In any case, it’s crystal clear that fund-raising activities undertaken by this group were primarily done in order to sustain the organization and keep it fighting, not to make members rich (the economics of the leadership is unclear from all of this); why this has been so difficult for Western journalists and military people to understand is markedly less clear. After all, nobody says that American soldiers are primarily fighting for the money (there is probably no quicker way to anger a soldier than to suggest he is a mercenary).

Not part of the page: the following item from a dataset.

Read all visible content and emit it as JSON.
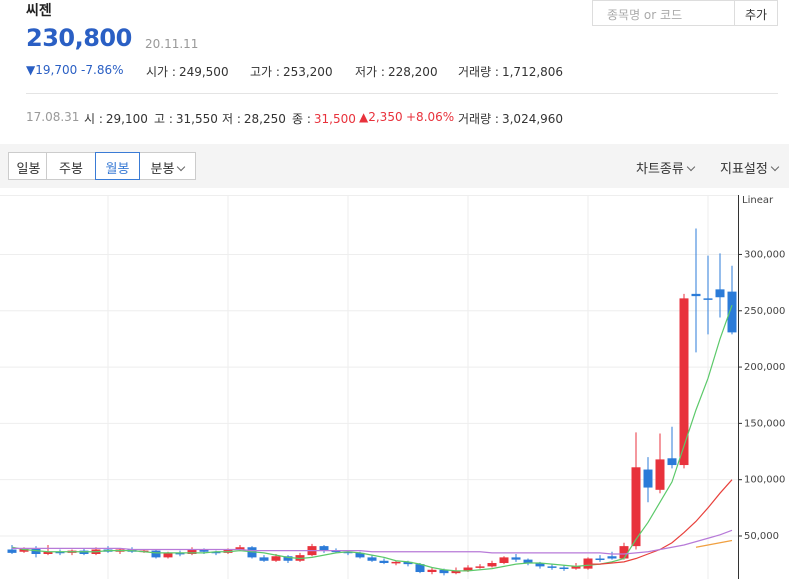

How much these conclusions generalize is unclear. The report says that in this period AQI was the dominant insurgent group in Anbar, although I seem to recall Ansar al-Sunna being pretty active as well. Some of the Shi’a gangs at the height of the devolution into violence may have had a different mix of motives, although, unless we get a look at their books, we can’t be certain. My guess is that, mostly, members of the neo-Taliban, like AQI members, are not in it for the money–despite reports that the Taliban pay several times what the Afghan National Army or Police pay.

In any case, it would be nice if people talked a little less nonsense about insurgencies, though one shouldn’t hold one’s breath waiting for it to happen.